Porque os portugueses são maus ou um caso perdido? Não, nada disso, são como todos os povos, só que pagam o preço do atraso do seu país, tornando-se, pelas suas atitudes, parte desse atraso. O que é que se espera de pessoas pobres, sem grande educação formal, vivendo uma vida dura, acantonadas num diálogo cívico miserável, que é o que se passa nas redes sociais, sem poder e com muitas dependências para exercer o pouco poder que tem, sem conhecer os seus direitos, numa sociedade e com uma política que faz tudo para os embrutecer?

Mas foram eles que permitiram a negligência criminosa daquela estrada? Não, não foram. É sempre em primeiro lugar o governo. Mas, a sua quota-parte de responsabilidades está na sistemática falta de protesto cívico, de punição pelo voto de autarcas e governantes que tão mal gerem os dinheiros públicos, e por muitas vezes fecharem os olhos ao facto de a gestão ser tão má que deixa cair pontes e estradas, como é má gestão fazer um pavilhão gimnodesportivo que custou milhões e depois deixam estar fechado a degradar-se, mas que queriam muito para a sua terra. Ou quando nem querem ouvir falar do encerramento de pedreiras ilegais ou fábricas pirotécnicas, porque dão emprego onde não existem alternativas. Por todo o país fora, até um dia em que as coisas correm mal.

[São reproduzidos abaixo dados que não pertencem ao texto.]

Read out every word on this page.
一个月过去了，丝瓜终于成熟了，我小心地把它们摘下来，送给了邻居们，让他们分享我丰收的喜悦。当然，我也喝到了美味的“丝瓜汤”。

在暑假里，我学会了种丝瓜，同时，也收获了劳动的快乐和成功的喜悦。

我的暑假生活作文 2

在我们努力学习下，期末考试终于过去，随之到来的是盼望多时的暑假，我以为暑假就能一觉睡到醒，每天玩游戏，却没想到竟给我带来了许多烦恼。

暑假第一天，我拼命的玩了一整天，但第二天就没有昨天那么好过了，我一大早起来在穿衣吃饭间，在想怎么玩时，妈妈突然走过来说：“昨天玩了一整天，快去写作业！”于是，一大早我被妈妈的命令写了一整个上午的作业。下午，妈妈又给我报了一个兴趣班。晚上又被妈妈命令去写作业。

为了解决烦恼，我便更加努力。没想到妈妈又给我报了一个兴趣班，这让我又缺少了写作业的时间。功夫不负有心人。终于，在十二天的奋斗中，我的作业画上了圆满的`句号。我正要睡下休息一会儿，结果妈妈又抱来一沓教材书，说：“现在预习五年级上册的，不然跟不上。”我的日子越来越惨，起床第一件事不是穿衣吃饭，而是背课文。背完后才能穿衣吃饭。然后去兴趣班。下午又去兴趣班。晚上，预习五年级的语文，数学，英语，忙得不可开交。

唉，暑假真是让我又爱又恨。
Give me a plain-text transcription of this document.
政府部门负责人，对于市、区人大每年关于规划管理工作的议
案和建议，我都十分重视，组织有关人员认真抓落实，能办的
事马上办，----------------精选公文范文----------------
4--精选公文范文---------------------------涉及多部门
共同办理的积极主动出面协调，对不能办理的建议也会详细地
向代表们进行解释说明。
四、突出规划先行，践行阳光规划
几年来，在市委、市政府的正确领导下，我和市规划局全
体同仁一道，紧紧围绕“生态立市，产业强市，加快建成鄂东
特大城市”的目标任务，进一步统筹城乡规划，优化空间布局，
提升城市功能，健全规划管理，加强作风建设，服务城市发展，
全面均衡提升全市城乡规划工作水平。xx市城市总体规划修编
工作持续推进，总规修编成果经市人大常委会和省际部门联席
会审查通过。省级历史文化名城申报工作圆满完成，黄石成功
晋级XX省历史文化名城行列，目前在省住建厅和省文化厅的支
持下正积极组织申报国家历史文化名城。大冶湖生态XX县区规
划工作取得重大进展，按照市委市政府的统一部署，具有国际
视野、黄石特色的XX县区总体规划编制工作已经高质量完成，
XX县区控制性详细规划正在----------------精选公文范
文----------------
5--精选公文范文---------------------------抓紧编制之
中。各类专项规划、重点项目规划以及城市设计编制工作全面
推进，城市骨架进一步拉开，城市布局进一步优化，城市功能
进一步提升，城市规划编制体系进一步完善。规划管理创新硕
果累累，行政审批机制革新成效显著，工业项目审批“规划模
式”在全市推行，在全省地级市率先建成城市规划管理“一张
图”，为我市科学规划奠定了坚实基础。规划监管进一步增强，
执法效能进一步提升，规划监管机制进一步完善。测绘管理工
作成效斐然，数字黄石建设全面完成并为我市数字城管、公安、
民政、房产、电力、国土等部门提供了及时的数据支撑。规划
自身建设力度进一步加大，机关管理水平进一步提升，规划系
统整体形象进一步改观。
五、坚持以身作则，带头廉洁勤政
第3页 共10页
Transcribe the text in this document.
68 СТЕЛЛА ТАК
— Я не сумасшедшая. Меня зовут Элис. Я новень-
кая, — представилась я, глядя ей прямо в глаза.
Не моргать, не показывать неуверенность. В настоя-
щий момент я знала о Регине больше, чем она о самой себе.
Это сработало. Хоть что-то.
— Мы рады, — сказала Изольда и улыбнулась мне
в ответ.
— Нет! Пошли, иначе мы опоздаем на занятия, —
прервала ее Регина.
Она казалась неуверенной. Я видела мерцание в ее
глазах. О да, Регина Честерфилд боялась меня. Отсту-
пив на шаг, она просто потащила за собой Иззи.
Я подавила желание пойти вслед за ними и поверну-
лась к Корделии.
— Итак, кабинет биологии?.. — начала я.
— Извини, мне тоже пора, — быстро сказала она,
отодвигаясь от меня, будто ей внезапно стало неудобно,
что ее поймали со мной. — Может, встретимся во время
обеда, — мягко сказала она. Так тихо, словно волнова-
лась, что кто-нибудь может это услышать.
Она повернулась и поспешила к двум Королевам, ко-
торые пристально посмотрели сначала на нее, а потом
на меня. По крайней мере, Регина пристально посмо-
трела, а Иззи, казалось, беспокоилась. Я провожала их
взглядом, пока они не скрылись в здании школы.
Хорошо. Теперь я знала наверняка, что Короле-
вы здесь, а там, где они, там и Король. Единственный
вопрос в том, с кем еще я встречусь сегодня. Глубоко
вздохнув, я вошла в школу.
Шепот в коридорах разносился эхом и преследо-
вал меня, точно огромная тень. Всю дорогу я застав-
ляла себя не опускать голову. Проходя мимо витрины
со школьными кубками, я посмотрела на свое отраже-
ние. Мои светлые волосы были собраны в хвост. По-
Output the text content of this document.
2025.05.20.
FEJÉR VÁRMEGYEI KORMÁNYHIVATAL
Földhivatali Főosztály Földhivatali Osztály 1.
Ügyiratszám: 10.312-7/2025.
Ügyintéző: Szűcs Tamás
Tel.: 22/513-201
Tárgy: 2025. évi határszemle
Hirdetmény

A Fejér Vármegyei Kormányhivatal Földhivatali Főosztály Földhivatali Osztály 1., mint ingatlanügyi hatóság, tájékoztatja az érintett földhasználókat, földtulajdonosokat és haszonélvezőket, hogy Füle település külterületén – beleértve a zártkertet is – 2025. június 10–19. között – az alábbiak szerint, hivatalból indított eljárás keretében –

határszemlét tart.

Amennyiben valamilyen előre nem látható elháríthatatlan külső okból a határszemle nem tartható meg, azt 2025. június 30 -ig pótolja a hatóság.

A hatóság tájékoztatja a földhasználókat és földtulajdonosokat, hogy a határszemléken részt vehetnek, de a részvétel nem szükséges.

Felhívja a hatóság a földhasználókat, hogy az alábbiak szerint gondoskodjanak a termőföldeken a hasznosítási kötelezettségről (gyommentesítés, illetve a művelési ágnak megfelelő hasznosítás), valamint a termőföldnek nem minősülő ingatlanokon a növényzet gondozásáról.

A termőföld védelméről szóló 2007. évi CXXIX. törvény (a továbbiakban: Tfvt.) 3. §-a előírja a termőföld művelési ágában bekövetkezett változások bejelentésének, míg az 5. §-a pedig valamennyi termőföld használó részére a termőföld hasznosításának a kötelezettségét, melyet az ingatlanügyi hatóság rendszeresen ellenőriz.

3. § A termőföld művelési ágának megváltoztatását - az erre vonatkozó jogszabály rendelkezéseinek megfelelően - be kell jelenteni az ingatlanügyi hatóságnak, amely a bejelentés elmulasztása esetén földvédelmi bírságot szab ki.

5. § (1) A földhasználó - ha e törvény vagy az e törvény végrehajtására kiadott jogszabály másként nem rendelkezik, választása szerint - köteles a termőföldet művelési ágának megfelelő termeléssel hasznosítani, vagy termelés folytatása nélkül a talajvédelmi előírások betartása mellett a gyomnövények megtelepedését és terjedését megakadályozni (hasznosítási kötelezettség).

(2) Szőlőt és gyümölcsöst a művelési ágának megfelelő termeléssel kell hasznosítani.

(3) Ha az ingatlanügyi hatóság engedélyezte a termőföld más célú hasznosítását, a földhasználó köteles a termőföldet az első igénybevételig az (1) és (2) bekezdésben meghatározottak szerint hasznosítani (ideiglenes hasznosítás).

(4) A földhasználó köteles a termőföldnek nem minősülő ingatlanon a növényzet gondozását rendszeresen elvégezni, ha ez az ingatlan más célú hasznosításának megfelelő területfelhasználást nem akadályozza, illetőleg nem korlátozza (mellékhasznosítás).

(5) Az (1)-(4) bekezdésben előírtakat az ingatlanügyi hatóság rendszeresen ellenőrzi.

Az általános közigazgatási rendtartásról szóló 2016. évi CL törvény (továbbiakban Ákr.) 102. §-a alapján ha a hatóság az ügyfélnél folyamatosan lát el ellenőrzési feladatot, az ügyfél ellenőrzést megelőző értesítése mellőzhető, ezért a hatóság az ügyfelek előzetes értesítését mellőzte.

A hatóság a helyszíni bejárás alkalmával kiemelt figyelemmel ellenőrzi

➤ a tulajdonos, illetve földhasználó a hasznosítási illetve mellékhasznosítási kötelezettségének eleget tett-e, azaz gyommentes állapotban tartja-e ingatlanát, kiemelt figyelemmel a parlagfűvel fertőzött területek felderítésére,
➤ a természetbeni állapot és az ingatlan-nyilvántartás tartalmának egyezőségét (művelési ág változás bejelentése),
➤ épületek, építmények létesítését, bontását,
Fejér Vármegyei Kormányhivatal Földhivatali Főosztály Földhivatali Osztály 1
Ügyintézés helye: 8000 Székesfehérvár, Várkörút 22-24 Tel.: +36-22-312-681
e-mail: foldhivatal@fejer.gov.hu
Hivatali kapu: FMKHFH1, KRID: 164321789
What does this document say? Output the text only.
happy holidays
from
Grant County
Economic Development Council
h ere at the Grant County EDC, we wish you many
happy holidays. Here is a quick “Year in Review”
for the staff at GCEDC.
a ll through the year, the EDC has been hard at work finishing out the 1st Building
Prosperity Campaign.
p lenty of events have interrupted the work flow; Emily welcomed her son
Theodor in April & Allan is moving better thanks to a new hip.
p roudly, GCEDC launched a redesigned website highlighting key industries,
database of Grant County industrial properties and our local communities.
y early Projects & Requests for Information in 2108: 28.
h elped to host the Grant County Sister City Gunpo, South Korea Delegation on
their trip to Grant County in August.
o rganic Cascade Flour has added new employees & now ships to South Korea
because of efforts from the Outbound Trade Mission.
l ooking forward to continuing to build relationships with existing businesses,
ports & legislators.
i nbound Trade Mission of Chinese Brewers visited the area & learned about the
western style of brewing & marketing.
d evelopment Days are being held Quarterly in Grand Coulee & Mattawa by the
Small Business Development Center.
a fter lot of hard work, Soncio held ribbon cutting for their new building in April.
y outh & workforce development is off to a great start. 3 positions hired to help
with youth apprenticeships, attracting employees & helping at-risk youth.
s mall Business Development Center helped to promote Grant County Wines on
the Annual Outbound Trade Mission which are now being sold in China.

E também não tenham ilusões: este caso só teve a cobertura mediática que teve porque os cenários eram espectaculares para a televisão, e os drones tornaram muito barata a filmagem aérea. Se as mesmas cinco pessoas morressem numa curva de uma estrada contra uma árvore, mesmo que a curva devesse estar há muito sinalizada e houvesse quem tivesse chamado a atenção para a incúria face ao perigo, as notícias não duravam um dia, nem havia debates, nem ia lá o Presidente, nada. Era um não-caso. Só que, aqui, aqueles gigantescos buracos eram magnífica e dramática televisão, e é por isso que temos um “caso”. Os drones entraram definitivamente na vida política portuguesa.